Europe: le filet se resserre sur la surpêche
Thématique Consommation durable         Publié le : 29/04/2011
Catégorie: Article

Dans la zone atlantique (dans la comptabilité communautaire, elle inclut la mer du Nord et la mer Baltique), 28 stocks de poissons surveillés par les autorités sont "surpêchés" alors que 11 à peine sont prélevés d'une façon soutenable. 60 autres stocks, dont on soupçonne généralement le déclin, ne sont pas encore connus avec l'exactitude scientifique souhaitée. En mer Méditerranée, plus de la moitié de stocks sont pêchés en excès mais, là aussi, l'imprécision règne en maître sur quantité d'espèces probablement en mauvaise posture.

Les premiers cris d'alarme reposant sur des bases scientifiques sérieuses ont été lancés à la fin des années nonante. Fruits d'âpres compromis entre les pays membres de l'Union, des plans de gestion ont alors été rédigés pour limiter les prises de plusieurs espèces: cabillaud, églefin, lieu noir… Etc. Les primes à la casse pour les embarcations de capture les plus anciennes devaient y aider. Las ! Ces mesures drastiques n'ont pas suffi à restaurer les populations menacées, surtout parce que les bateaux de pêche se sont modernisés parallèlement, augmentant les prélèvements dans un écosystème déjà fragilisé.

Le temps presse. Si le consommateur veut encore trouver du poisson dans son assiette à un prix abordable, il faut prendre le taureau par les cornes et aller plus loin que le régime de stocks et quotas pratiqués jusqu'ici. Les années 2011 et 2012 seront des années clés. L'Union doit, en effet, réviser de fond en comble sa Politique commune de la pêche (PCP) et cela, dans un contexte institutionnel totalement neuf : en vertu du Traité de Lisbonne, la plupart des décisions en matière de pêche sont désormais soumises au régime de la codécision. Comprenez : là où le Parlement devait autrefois se contenter de donner son avis, il est maintenant associé de près aux propositions de la Commission et, surtout, aux décisions du Conseil des ministres. Seule exception, et non des moindres, à ce nouveau régime : les décisions sur les captures de poissons (Totaux admissibles de captures, TAC) et les quotas. Beaucoup d'observateurs s'attendent à des foires d'empoigne sur les interprétations juridiques de la nouvelle réglementation…

Bien malin, à ce stade, celui qui peut prédire l'impact concret de celle-ci sur l'avenir des stocks de poissons. Malgré quelques ramdams médiatiques occasionnels (le thon rouge, en 2010), la pêche intéresse peu les parlementaires des Vingt-Sept.
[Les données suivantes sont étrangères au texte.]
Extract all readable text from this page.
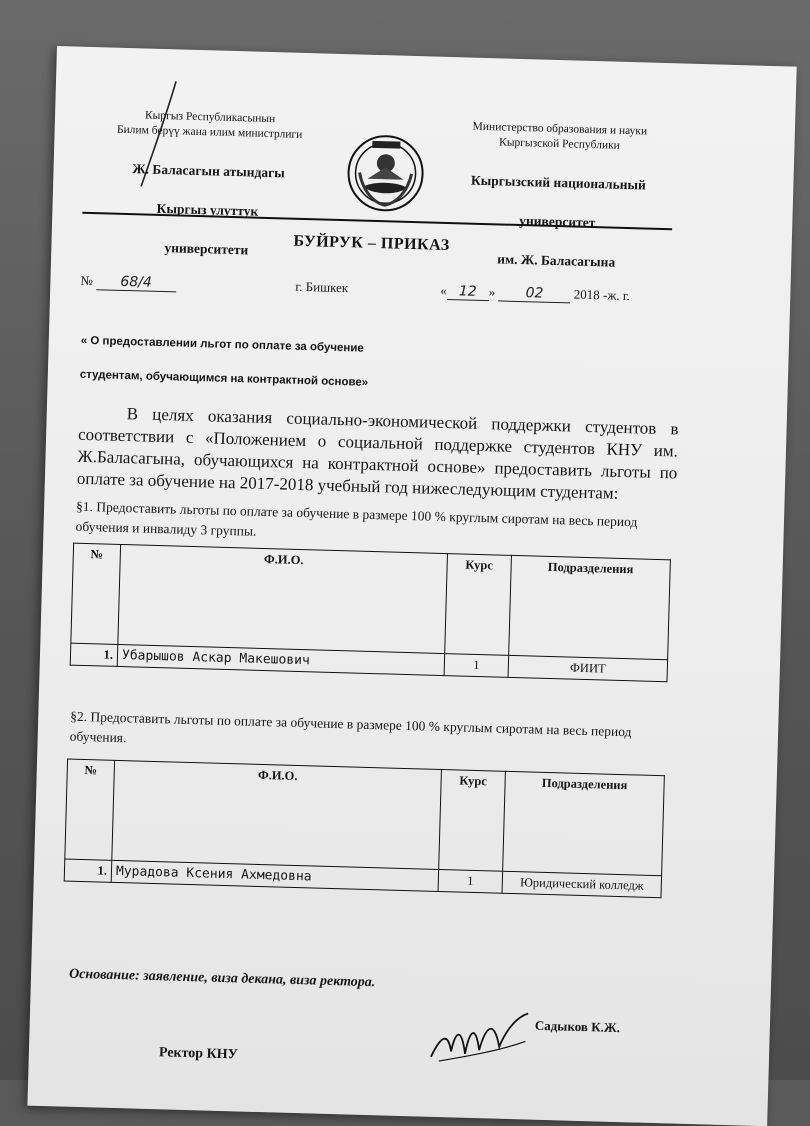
Кыргыз Республикасынын
Билим берүү жана илим министрлиги
Ж. Баласагын атындагы
Кыргыз улуттук
университети
Министерство образования и науки
Кыргызской Республики
Кыргызский национальный
университет
им. Ж. Баласагына
БУЙРУК – ПРИКАЗ
№ 68/4	г. Бишкек	« 12 » 02 2018 -ж. г.
« О предоставлении льгот по оплате за обучение
студентам, обучающимся на контрактной основе»
В целях оказания социально-экономической поддержки студентов в соответствии с «Положением о социальной поддержке студентов КНУ им. Ж.Баласагына, обучающихся на контрактной основе» предоставить льготы по оплате за обучение на 2017-2018 учебный год нижеследующим студентам:
§1. Предоставить льготы по оплате за обучение в размере 100 % круглым сиротам на весь период обучения и инвалиду 3 группы.
№	Ф.И.О.	Курс	Подразделения
1.	Убарышов Аскар Макешович	1	ФИИТ
§2. Предоставить льготы по оплате за обучение в размере 100 % круглым сиротам на весь период обучения.
№	Ф.И.О.	Курс	Подразделения
1.	Мурадова Ксения Ахмедовна	1	Юридический колледж
Основание: заявление, виза декана, виза ректора.
Садыков К.Ж.
Ректор КНУ
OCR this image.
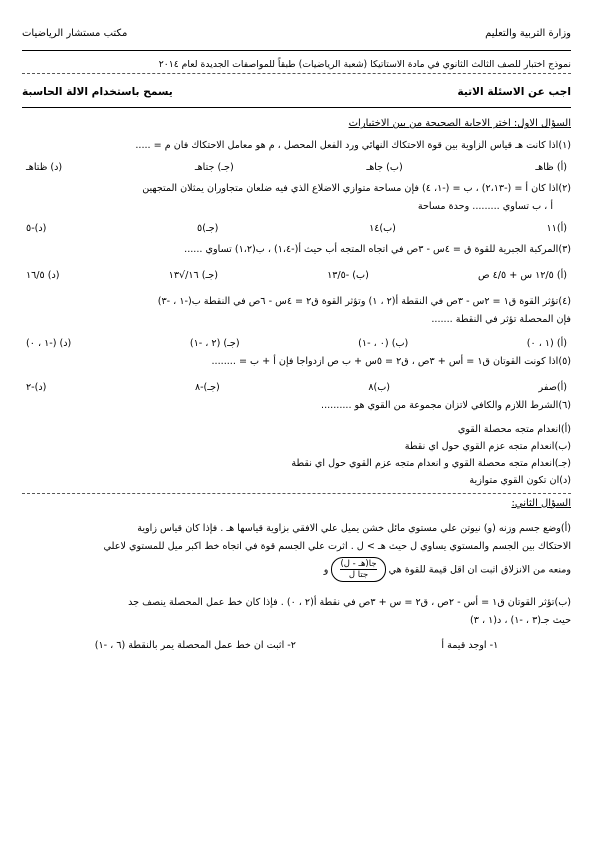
وزارة التربية والتعليم
مكتب مستشار الرياضيات
نموذج اختبار للصف الثالث الثانوي في مادة الاستاتيكا (شعبة الرياضيات) طبقاً للمواصفات الجديدة لعام ٢٠١٤
اجب عن الاسئلة الاتية
يسمح باستخدام الالة الحاسبة
السؤال الاول: اختر الاجابة الصحيحة من بين الاختيارات
(١)اذا كانت هـ قياس الزاوية بين قوة الاحتكاك النهائي ورد الفعل المحصل ، م هو معامل الاحتكاك فان م = .....
(أ) ظاهـ
(ب) جاهـ
(جـ) جتاهـ
(د) ظتاهـ
(٢)اذا كان أ = (-٢،١٣) ، ب = (-١، ٤) فإن مساحة متوازي الاضلاع الذي فيه ضلعان متجاوران يمثلان المتجهين
أ ، ب تساوي ......... وحدة مساحة
(أ)١١
(ب)١٤
(جـ)٥
(د)-٥
(٣)المركبة الجبرية للقوة ق = ٤س - ٣ص في اتجاه المتجه أب حيث أ(-١،٤) ، ب(١،٢) تساوي ......
(أ) ١٢/٥ س + ٤/٥ ص
(ب) -١٣/٥
(جـ) ١٦/√١٣
(د) ١٦/٥
(٤)تؤثر القوة ق١ = ٢س - ٣ص في النقطة أ(٢ ، ١) وتؤثر القوة ق٢ = ٤س - ٦ص في النقطة ب(-١ ، -٣)
فإن المحصلة تؤثر في النقطة .......
(أ) (١ ، ٠)
(ب) (٠ ، -١)
(جـ) (٢ ، -١)
(د) (-١ ، ٠)
(٥)اذا كونت القوتان ق١ = أس + ٣ص ، ق٢ = ٥س + ب ص ازدواجا فإن أ + ب = ........
(أ)صفر
(ب)٨
(جـ)-٨
(د)-٢
(٦)الشرط اللازم والكافي لاتزان مجموعة من القوي هو ..........
(أ)انعدام متجه محصلة القوي
(ب)انعدام متجه عزم القوي حول اي نقطة
(جـ)انعدام متجه محصلة القوي و انعدام متجه عزم القوي حول اي نقطة
(د)ان تكون القوي متوازية
السؤال الثاني:
(أ)وضع جسم وزنه (و) نيوتن علي مستوي مائل خشن يميل علي الافقي بزاوية قياسها هـ . فإذا كان قياس زاوية
الاحتكاك بين الجسم والمستوي يساوي ل حيث هـ > ل . اثرت علي الجسم قوة في اتجاه خط اكبر ميل للمستوي لاعلي
ومنعه من الانزلاق اثبت ان اقل قيمة للقوة هي $\frac{\text{جا(هـ - ل)}}{\text{جتا ل}}$
و
(ب)تؤثر القوتان ق١ = أس - ٢ص ، ق٢ = س + ٣ص في نقطة أ(٢ ، ٠) . فإذا كان خط عمل المحصلة ينصف جد
حيث جـ(٣ ، -١) ، د(١ ، ٣)
١- اوجد قيمة أ
٢- اثبت ان خط عمل المحصلة يمر بالنقطة (٦ ، -١)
Traditionnellement, le comité chargé de la pêche au Parlement défend plutôt les intérêts du secteur industriel. De même, lorsque la Commission propose des restrictions de captures, celles-ci sont souvent revues d'une façon plus laxiste par le Conseil des ministres où des pays à forte tradition de pêche et syndicale - comme la France et l'Espagne - donnent de la voix. Ces dernières années, les choses ont un peu évolué. On a vu le Parlement s'emparer davantage du sujet, organisant ici des séminaires sur la pêche illégale, réclamant là-bas le classement d'une espèce dans la liste des espèces protégées "Cites" ou, encore, estimant que les Accords de partenariat pour la pêche (APP) conclus avec divers pays en développement (Guinée, Maroc, Mauritanie, etc.) doivent mieux tenir compte des principes démocratiques et de bonne gouvernance, de même que des conditions de travail dans le secteur (1).

Sans nul doute, l'actuelle demande d'adhésion à l'Union de l'Islande, pays à forte tradition de pêche, permettra de voir clair dans le positionnement de chacun. La pêche à la baleine (qui continue à y être pratiquée à des fins "scientifiques") et, surtout, celle du maquereau (dont ce pays a récemment augmenté les prises autorisées), sont des points délicats. Ce genre de négociations permettra de voir, in fine, jusqu'où les conceptions de chaque organe décisionnel sont ouvertes aux recommandations scientifiques sur l'évolution des dynamiques de poissons. Celles-là même qui irritent tant les pêcheurs.

(1)Environ 60 % des poissons consommés dans l'Union sont importés, essentiellement via une bonne quinzaine d'APP conclus avec des pays africains.